I wondered what the graphics would look like for some of the other 22,600 materials considered by the study. But there was nowhere to click or mouseover to get that party started. Of course not. But why not?

Tim Berners-Lee presented a 5-star rating system for linked open data.2 The figure I liked in the publication, a PNG image, counts as 1-star open data. It really is better than nothing.

Furthermore, a web app3 was developed to explore the underlying data driving the figure, but that doesn’t have functionality to reproduce the figure. I mention it only as an example of 2-star open data, in the sense that one could obtain some data from the app in a structured way using non-standard code to automate browser actions, if one so chose.

The article also links to 3-star data. The data is obtained by downloading a zip file containing a plaintext license file (CC-BY-4.0, great!), a CSV file, and two JSON files. This is good – all non-proprietary formats. Three stars.

The data in the files don’t use HTTP URIs to identify things. This is not necessarily a big deal if specialists in a domain implicitly share conventions/ontologies around naming things (including relationships) and expressing data values, but it poses friction, especially for automated reuse.

For example, I may be pretty sure that the string key value “Mn3TeO6” in the giant JSON object comprising one of the JSON files is a reduced (unit cell) chemical formula for a specific known phase of a crystalline material, but I don’t know. With linked data, HTTP URIs are used as names for things so that people can look up those names. If the key value was <https://www.nature.com/articles/s41467-019-10030-5/Mn3TeO6>, and I could query for metadata relating to that resource (using open linked-data standards like RDF and SPARQL), then I could more confidently interpret the data. This would be 4-star data.

Linking to other people’s data to provide context, like setting that key to be <https://materialsproject.org/materials/mp-18795>, or at least linking to it via an RDF property like rdfs:seeAlso, would make it 5-star data.

Representing knowledge with computation

Unfortunately, even 5-star data doesn’t get me my parameterized figure UI, which I want one click away from the static figure embedded in the publication’s online text. Not directly. Some application code needs to run. But, that application code could be data-driven, and with 5-star data it could be principally data-driven. A data model with ontology as a first-class citizen means there is no need for a “convention over configuration” stance: conventions themselves become eminently configurable.

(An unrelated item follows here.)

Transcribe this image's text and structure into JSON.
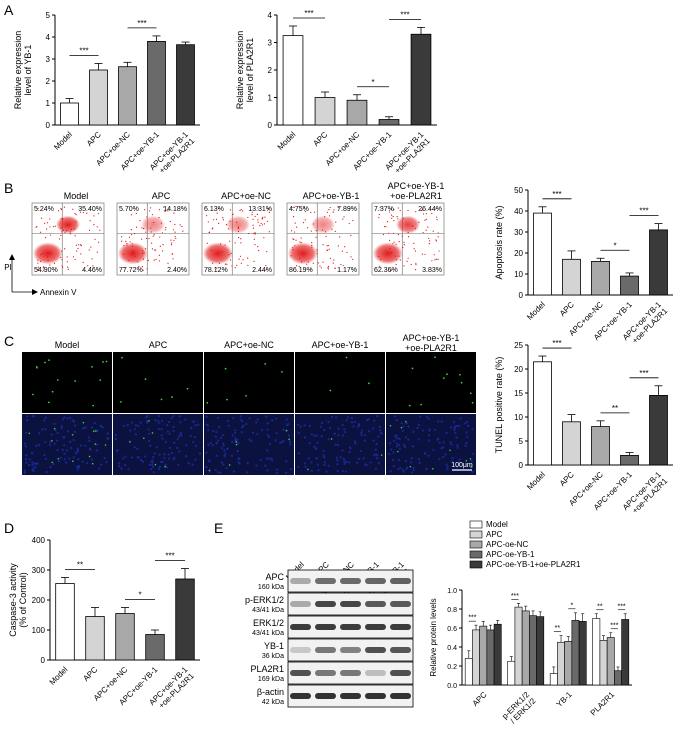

Ultimately, data-driven UI can be so seamless that there is no shuffling among, say, an IDE, a collection of Jupyter notebooks, web apps, and document typesetting systems like LaTeX that deliver a published article. The idea that people today are still trying to understand cancer by staring at a text editor is appalling. Researchers need tools for What You See Is What You Get (WYSIWYG) workflows, shareable with their peers and beyond.

1. Aykol et al., “Network analysis of synthesizable materials discovery”, Nature Communications (2019). ↩︎

2. Tim Berners-Lee, “Linked Data: Is your Linked Open Data 5 Star?", 2010. ↩︎

3. Choudhury et al., “MaterialNet: A web-based graph explorer for materials science data”, Journal of Open Source Software (2020). ↩︎